Vor ein paar Tagen postete Chiara Ferragni, von vielen als Königin der Influencer betitelt, ein Bild von sich in Unterwäsche. Das ist ihr Job. Sie macht Werbung auf Social Media – und wenn genug Cash fliesst eben auch für eine italienische Wäschemarke. Doch dann zog plötzlich Sturmtief Roberto auf. Das heisst mit Nachnamen Cavalli und findet Ferragnis Business-Konzept so gar nicht gut: «Du wirbst hier nur für deinen Bauchnabel und bist nur eine Geldmaschine», rüsselt der italienische Designer in der Instagram-Kommentarspalte zum Post. Und weiter: «Du stillst nicht, weil du deine Brüste nicht ruinieren willst.»

 

Es passiert so dermassen viel in diesem Kommentar, dass wir das kurz aufschlüsseln müssen. Cavalli mag keine Influencer (das sei ihm gegönnt) und ob Ferragni Spass am Job hat, ist eigentlich auch egal. Er muss sie ja nicht buchen. Ihre Brüste und ihre persönliche Entscheidung, ihren 8 Monate alten Sohn Leone Lucia (angeblich) nicht zu stillen, haben mit beidem herzlich wenig zu tun (By the way: Es gibt wahnsinnig viele Gründe, weshalb Frauen nicht stillen. Manchmal können sie auch einfach nicht. Brüste sind sowieso Privatsache, so im Generellen). Die Dame im Bild macht gerade Werbung für Unterwäsche. Auch das ist in unseren Breitengraden nicht verboten.  

Welche Laus Roberto Cavalli da über die Leber gelaufen ist, werden wir vermutlich nie ergründen.

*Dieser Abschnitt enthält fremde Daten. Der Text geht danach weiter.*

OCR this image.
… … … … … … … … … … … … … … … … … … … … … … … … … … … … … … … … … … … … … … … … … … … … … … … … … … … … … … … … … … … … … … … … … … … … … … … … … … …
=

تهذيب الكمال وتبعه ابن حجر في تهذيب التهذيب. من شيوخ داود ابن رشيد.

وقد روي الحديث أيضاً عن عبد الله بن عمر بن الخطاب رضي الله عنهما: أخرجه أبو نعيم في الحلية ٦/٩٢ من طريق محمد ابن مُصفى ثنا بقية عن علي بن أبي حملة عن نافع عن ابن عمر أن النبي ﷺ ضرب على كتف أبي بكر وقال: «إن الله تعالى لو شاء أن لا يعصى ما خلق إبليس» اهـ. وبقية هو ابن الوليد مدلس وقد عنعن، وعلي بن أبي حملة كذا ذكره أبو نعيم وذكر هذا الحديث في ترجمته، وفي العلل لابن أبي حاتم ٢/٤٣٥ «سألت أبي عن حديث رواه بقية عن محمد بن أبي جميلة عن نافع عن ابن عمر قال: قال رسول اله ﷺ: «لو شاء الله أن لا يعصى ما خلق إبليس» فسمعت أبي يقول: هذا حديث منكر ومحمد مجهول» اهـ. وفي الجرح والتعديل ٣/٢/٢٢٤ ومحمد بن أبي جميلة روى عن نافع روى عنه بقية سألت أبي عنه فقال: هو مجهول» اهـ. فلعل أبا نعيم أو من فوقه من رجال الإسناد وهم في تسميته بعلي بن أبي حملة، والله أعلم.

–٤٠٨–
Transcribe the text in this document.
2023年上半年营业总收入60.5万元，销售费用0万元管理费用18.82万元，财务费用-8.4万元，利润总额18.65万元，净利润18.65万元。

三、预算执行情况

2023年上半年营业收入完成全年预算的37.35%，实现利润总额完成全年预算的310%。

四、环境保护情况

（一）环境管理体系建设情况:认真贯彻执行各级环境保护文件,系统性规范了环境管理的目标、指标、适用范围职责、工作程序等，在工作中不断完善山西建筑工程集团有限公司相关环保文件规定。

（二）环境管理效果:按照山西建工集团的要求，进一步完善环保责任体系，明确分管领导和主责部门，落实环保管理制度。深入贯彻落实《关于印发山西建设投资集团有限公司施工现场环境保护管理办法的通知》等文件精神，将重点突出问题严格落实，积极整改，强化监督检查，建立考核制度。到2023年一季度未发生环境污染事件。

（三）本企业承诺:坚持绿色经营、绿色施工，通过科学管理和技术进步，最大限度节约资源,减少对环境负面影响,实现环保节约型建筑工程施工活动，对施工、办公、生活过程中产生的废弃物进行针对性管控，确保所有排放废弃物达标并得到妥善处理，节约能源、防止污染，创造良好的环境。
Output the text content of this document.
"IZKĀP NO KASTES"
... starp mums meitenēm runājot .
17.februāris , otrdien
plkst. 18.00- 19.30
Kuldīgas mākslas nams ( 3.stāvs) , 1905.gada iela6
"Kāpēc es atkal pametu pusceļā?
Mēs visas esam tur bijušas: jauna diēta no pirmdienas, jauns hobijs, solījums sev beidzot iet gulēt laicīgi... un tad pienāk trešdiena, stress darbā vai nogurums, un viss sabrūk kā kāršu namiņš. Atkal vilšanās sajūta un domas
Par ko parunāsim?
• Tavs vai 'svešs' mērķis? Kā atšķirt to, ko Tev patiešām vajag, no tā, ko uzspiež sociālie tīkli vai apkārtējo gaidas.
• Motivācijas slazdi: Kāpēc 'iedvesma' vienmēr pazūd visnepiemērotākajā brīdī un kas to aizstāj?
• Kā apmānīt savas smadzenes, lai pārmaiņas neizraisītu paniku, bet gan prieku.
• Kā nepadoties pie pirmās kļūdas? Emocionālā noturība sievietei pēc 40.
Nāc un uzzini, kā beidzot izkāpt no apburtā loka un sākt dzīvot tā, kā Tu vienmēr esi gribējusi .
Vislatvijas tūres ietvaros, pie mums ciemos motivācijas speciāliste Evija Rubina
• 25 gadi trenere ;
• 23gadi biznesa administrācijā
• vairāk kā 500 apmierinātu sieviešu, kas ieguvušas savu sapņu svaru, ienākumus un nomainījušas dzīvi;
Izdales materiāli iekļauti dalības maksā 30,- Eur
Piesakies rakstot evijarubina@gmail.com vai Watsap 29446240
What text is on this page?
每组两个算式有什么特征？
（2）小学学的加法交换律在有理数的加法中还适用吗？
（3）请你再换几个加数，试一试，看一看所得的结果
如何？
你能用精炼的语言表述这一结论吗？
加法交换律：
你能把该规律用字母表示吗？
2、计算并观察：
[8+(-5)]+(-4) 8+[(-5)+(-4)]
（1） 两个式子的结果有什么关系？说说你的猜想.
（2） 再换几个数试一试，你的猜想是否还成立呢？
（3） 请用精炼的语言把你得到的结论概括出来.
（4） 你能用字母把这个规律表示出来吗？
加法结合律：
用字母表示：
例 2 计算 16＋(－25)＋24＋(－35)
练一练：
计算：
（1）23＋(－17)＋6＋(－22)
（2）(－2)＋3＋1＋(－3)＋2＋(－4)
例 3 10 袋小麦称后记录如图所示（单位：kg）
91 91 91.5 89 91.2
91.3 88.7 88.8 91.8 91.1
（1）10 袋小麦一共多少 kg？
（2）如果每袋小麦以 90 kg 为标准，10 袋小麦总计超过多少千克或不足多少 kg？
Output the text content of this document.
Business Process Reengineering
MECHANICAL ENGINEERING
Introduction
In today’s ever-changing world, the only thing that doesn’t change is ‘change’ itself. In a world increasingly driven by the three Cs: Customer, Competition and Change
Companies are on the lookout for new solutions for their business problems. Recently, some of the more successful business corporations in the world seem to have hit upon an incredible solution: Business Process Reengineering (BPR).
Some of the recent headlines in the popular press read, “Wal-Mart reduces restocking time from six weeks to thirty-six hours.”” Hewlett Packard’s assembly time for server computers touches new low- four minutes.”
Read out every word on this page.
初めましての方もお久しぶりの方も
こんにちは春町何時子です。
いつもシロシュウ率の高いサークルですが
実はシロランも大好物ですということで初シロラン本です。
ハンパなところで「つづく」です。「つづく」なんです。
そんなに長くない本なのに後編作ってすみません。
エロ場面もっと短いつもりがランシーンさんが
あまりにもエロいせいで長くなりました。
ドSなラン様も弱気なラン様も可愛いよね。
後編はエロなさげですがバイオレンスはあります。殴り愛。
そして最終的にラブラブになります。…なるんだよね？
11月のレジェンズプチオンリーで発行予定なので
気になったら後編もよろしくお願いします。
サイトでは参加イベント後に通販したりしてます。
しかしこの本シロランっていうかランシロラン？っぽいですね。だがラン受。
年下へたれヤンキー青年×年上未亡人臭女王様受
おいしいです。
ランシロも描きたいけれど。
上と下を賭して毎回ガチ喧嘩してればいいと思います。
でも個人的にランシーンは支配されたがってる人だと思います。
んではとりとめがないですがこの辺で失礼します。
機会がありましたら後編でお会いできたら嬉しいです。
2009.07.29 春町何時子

Doch am Thema Unterwäsche entzünden sich aktuell die Gemüter. So wird Emily Ratajkowski regelmässig vorgehalten, dass die gerne nur leicht bekleidete 27-Jährige der feministischen Sache einen Bärendienst erweist. Halbnackte Frau und dann auch noch Feministin? Ja also sowas hat die Welt noch nie gesehen. 

Ein Spitzentanga ist nie ein automatisches «Ja» zu Sex

Den traurigsten Peak erreichte die Debatte um Damenunterwäsche unlängst in Irland. Ein 17-jähriges Vergewaltigungsopfer musste sich von der Anwältin des mutmasslichen Straftäters anhören, dass ihr Spitzentanga ja geradezu nach Sex geschrien habe. Anders formuliert: Mit dem Tragen eines Stücks Unterwäsche wird laut des Opfers nicht einvernehmlicher Geschlechtsverkehr als ok legitimiert. Wäre der Typ verknackt worden, wenn die junge Frau einen Baumwollschlüpfer mit Blümchen drauf getragen hätte? Leider werden wir das nie wissen. Immerhin rauscht eine Welle der Solidarität durchs Internet. Unter dem Hashtag #ThisIsNotConsent posten Frauen ihre Unterhosen.  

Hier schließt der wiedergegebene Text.